Volume 1
Capítulo 14 - Bagagem
Luzes chamativas vinham do subsolo do prédio, onde futuramente se tornaria uma garagem e era também para onde Marcos estava indo sem nenhuma discrição. Avistou cinco garotos rindo, com cervejas nas mãos e entre dois carros estacionados.
Marcos se aproximou deles como um pitbull marcando território. — EI! Onde tá a Clara?
Os garotos se entreolharam desconcertados e cada um deles fez algum comentário.
— Quem é você?
— Tá seguindo a gente, por acaso?
— Calma, gente... Ela tá bem, cara — Disse Ruan, com voz calma.
— "Calma" o caralho — Rosnou Marcos, empurrando ele e indo direto para os carros.
No primeiro, Bia estava jogada no banco traseiro, descabelada, inconsciente e com suas roupas meio puxadas revelando o bojo de seu sutiã e com o batom borrado. No segundo, Isa e Clara estavam em estado semelhante.

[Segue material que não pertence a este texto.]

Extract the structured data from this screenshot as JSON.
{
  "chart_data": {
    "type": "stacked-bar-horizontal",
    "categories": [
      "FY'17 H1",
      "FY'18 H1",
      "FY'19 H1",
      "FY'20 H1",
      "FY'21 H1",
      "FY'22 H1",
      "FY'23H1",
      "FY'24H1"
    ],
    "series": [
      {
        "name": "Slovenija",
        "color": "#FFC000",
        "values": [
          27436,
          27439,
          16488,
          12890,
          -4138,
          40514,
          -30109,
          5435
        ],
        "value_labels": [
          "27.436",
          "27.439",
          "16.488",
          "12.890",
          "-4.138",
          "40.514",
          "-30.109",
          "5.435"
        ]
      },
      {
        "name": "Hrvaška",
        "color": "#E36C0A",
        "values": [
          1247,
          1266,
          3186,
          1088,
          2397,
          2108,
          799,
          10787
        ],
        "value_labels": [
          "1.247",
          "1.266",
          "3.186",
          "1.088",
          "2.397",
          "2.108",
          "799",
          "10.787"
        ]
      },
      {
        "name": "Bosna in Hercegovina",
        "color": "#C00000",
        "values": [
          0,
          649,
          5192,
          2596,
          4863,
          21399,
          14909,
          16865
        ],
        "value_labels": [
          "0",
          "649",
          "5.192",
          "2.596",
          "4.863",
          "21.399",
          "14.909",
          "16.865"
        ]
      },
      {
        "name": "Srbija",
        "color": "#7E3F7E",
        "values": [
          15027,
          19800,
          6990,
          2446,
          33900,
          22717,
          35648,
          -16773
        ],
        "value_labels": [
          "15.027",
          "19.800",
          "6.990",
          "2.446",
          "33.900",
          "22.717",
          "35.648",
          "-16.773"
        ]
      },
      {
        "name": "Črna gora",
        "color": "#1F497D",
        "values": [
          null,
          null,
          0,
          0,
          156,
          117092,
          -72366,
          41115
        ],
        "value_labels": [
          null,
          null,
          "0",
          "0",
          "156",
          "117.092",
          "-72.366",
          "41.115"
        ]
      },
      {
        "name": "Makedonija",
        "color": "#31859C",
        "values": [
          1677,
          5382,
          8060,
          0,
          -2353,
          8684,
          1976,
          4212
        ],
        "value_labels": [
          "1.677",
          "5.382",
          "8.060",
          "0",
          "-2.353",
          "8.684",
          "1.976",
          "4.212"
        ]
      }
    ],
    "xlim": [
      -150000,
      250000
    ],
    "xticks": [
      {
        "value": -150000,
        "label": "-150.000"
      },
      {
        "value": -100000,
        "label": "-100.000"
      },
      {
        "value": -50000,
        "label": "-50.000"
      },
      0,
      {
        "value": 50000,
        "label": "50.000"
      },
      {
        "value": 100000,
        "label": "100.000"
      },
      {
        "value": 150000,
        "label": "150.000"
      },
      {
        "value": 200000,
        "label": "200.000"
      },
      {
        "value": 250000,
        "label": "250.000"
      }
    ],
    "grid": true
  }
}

Marcos se voltou para eles, com um olhar de predador, os interrogou sobre o que fizeram com as garotas.
— Nada, cara... A gente só tá de rolé... — Respondeu Talison.
Marcos puxou o celular.
— Que tá fazendo, cara? — Ruan se aproximou.
— Vou chamar um carro e tirar elas daqui.

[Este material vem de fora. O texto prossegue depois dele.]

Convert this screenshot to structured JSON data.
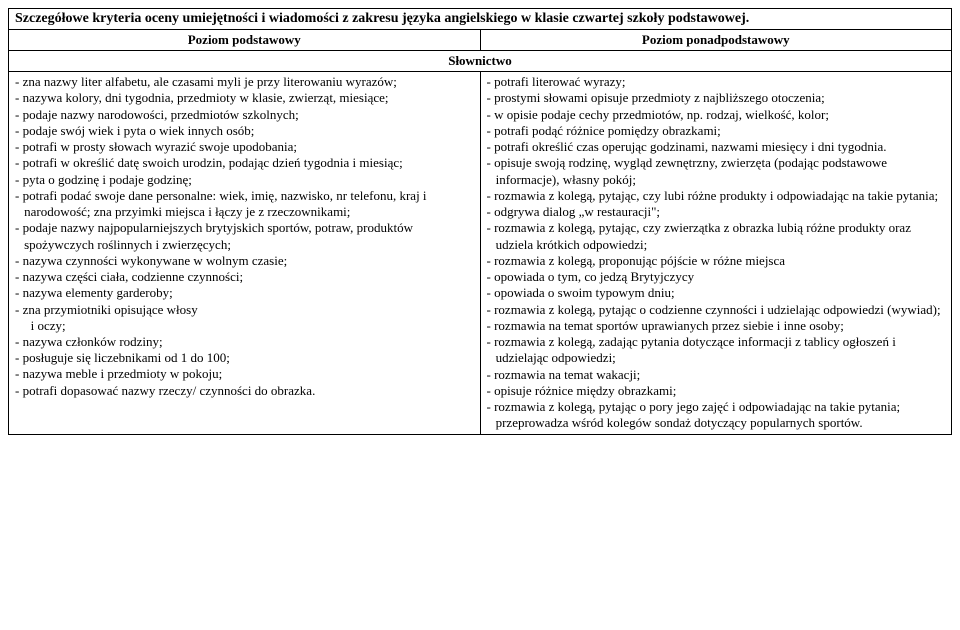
{
  "title": "Szczegółowe kryteria oceny umiejętności i wiadomości z zakresu języka angielskiego w klasie czwartej szkoły podstawowej.",
  "headers": {
    "left": "Poziom podstawowy",
    "right": "Poziom ponadpodstawowy",
    "section": "Słownictwo"
  },
  "left_items": [
    "zna nazwy liter alfabetu, ale czasami myli je przy literowaniu wyrazów;",
    "nazywa kolory, dni tygodnia, przedmioty w klasie, zwierząt, miesiące;",
    "podaje nazwy narodowości, przedmiotów szkolnych;",
    "podaje swój wiek i pyta o wiek innych osób;",
    "potrafi w prosty słowach wyrazić swoje upodobania;",
    "potrafi w określić datę swoich urodzin, podając dzień tygodnia i miesiąc;",
    "pyta o godzinę i podaje godzinę;",
    "potrafi podać swoje dane personalne: wiek, imię, nazwisko, nr telefonu, kraj i narodowość; zna przyimki miejsca i łączy je z rzeczownikami;",
    "podaje nazwy najpopularniejszych brytyjskich sportów, potraw, produktów spożywczych roślinnych i zwierzęcych;",
    "nazywa czynności wykonywane w wolnym czasie;",
    "nazywa części ciała, codzienne czynności;",
    "nazywa elementy garderoby;",
    "zna przymiotniki opisujące włosy",
    "__SUB__i oczy;",
    "nazywa członków rodziny;",
    "posługuje się liczebnikami od 1 do 100;",
    "nazywa meble i przedmioty w pokoju;",
    "potrafi dopasować nazwy rzeczy/ czynności do obrazka."
  ],
  "right_items": [
    "potrafi literować wyrazy;",
    "prostymi słowami opisuje przedmioty z najbliższego otoczenia;",
    "w opisie podaje cechy przedmiotów, np. rodzaj, wielkość, kolor;",
    "potrafi podąć różnice pomiędzy obrazkami;",
    "potrafi określić czas operując godzinami, nazwami miesięcy i dni tygodnia.",
    "opisuje swoją rodzinę, wygląd zewnętrzny, zwierzęta (podając podstawowe informacje), własny pokój;",
    "rozmawia z kolegą, pytając, czy lubi różne produkty i odpowiadając na takie pytania;",
    "odgrywa dialog „w restauracji\";",
    "rozmawia z kolegą, pytając, czy zwierzątka z obrazka lubią różne produkty oraz udziela krótkich odpowiedzi;",
    "rozmawia z kolegą, proponując pójście w różne miejsca",
    "opowiada o tym, co jedzą Brytyjczycy",
    "opowiada o swoim typowym dniu;",
    "rozmawia z kolegą, pytając o codzienne czynności i udzielając odpowiedzi (wywiad);",
    "rozmawia na temat sportów uprawianych przez siebie i inne osoby;",
    "rozmawia z kolegą, zadając pytania dotyczące informacji z tablicy ogłoszeń i udzielając odpowiedzi;",
    "rozmawia na temat wakacji;",
    "opisuje różnice między obrazkami;",
    "rozmawia z kolegą, pytając o pory jego zajęć i odpowiadając na takie pytania; przeprowadza wśród kolegów sondaż dotyczący popularnych sportów."
  ]
}
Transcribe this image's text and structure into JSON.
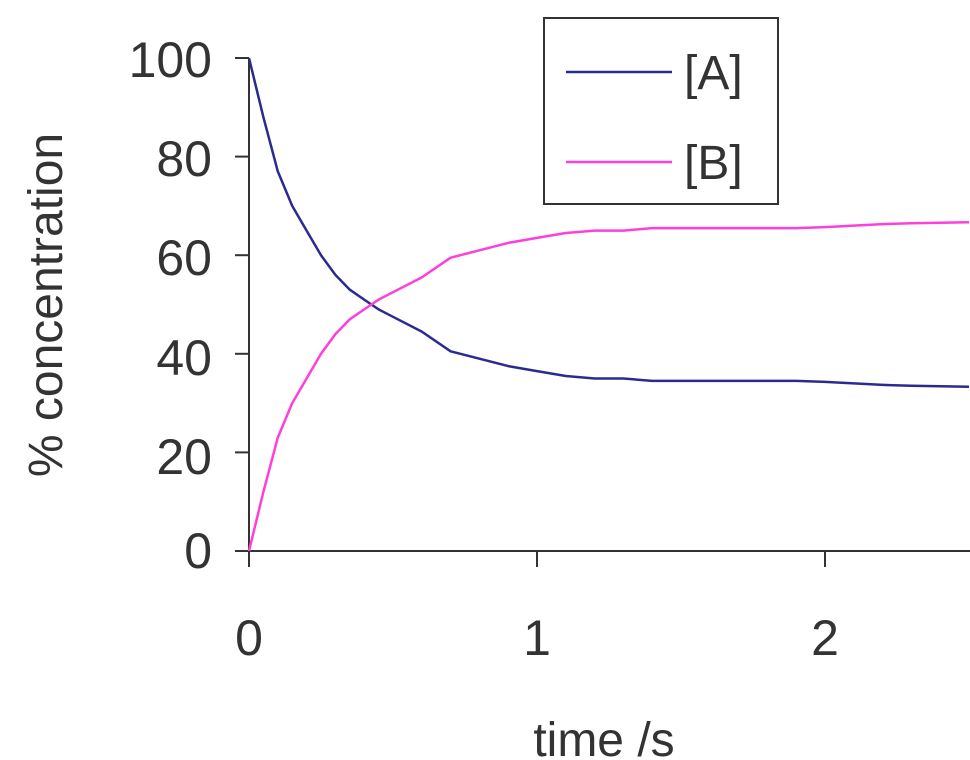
{
  "chart_data": {
    "type": "line",
    "xlabel": "time /s",
    "ylabel": "% concentration",
    "xlim": [
      0,
      2.5
    ],
    "ylim": [
      0,
      100
    ],
    "x_ticks": [
      "0",
      "1",
      "2"
    ],
    "y_ticks": [
      "0",
      "20",
      "40",
      "60",
      "80",
      "100"
    ],
    "grid": false,
    "legend_position": "top-right",
    "series": [
      {
        "name": "[A]",
        "color": "#2b2b8f",
        "x": [
          0,
          0.05,
          0.1,
          0.15,
          0.2,
          0.25,
          0.3,
          0.35,
          0.4,
          0.45,
          0.5,
          0.6,
          0.7,
          0.8,
          0.9,
          1.0,
          1.1,
          1.2,
          1.3,
          1.4,
          1.5,
          1.6,
          1.7,
          1.8,
          1.9,
          2.0,
          2.1,
          2.2,
          2.3,
          2.4,
          2.5
        ],
        "values": [
          100,
          88,
          77,
          70,
          65,
          60,
          56,
          53,
          51,
          49,
          47.5,
          44.5,
          40.5,
          39,
          37.5,
          36.5,
          35.5,
          35,
          35,
          34.5,
          34.5,
          34.5,
          34.5,
          34.5,
          34.5,
          34.3,
          34,
          33.7,
          33.5,
          33.4,
          33.3
        ]
      },
      {
        "name": "[B]",
        "color": "#ff3fdc",
        "x": [
          0,
          0.05,
          0.1,
          0.15,
          0.2,
          0.25,
          0.3,
          0.35,
          0.4,
          0.45,
          0.5,
          0.6,
          0.7,
          0.8,
          0.9,
          1.0,
          1.1,
          1.2,
          1.3,
          1.4,
          1.5,
          1.6,
          1.7,
          1.8,
          1.9,
          2.0,
          2.1,
          2.2,
          2.3,
          2.4,
          2.5
        ],
        "values": [
          0,
          12,
          23,
          30,
          35,
          40,
          44,
          47,
          49,
          51,
          52.5,
          55.5,
          59.5,
          61,
          62.5,
          63.5,
          64.5,
          65,
          65,
          65.5,
          65.5,
          65.5,
          65.5,
          65.5,
          65.5,
          65.7,
          66,
          66.3,
          66.5,
          66.6,
          66.7
        ]
      }
    ]
  }
}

— Ei, cara... Relaxa — Pediu o moreno, ao encostar no ombro de Marcos, que em um repente afastou a mão dele com força.
O garoto sentiu o gesto como uma provocação e respondeu com um soco. Marcos conseguiu esquivar, mas o susto fez seu celular cair. Em seguida, um empurrão e Marcos quase se juntou ao smartphone.

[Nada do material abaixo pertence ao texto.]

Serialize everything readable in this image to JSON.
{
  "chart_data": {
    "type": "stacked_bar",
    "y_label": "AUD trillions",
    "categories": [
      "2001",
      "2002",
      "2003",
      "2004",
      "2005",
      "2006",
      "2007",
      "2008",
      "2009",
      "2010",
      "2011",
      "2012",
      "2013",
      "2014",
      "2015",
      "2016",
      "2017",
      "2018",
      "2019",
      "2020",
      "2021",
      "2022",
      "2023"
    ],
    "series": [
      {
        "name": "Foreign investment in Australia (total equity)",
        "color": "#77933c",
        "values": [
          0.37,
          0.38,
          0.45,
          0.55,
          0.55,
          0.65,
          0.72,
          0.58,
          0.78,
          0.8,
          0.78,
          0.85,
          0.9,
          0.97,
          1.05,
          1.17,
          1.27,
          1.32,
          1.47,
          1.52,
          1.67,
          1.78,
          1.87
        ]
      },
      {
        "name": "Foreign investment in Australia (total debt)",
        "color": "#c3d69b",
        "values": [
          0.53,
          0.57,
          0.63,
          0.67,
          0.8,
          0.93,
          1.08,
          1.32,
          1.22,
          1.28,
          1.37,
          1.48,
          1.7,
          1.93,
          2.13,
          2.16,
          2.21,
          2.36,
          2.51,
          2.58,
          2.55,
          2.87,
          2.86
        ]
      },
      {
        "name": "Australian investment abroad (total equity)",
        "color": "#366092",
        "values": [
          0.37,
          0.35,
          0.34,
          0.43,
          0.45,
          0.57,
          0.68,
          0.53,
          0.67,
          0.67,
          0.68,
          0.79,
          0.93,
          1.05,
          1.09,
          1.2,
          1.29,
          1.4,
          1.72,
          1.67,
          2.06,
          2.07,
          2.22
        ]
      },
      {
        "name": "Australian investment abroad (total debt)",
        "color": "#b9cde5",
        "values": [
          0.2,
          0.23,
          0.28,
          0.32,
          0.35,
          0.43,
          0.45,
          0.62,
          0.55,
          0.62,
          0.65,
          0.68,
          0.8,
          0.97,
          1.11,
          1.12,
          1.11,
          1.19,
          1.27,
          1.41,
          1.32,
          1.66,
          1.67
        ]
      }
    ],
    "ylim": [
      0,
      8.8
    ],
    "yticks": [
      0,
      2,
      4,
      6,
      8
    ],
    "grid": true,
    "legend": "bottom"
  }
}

— Ei, ei, ei! Parou aí, vocês dois! — Gritou Ruan, se colocando entre eles. — Cara, mete o pé. A gente só tá se divertindo. Depois a gente deixa as meninas em algum lugar ou na casa delas, Sei lá. Só vai embora.
— A gente tá em maior número aqui... Vai dar ruim pra você — Disse o rapaz que começou a briga.
Analisou rapidamente a situação: Cinco o cercando, em meio a dois automóveis grandes e de costas para a parede. Marcos pegou o telefone do caído e não hesitou em mandá-los se foder. Ruan coçou o rosto com um meio sorriso e penteou seu cabelo platinado.
— Pra “que” tentar bancar o herói, cara?
Dois se aproximaram para levantar Marcos à força pelos braços. Ele tentou se soltar, mas Ruan desferiu um soco rápido em seu maxilar. A terra girou e um zumbido ecoou em seu ouvido.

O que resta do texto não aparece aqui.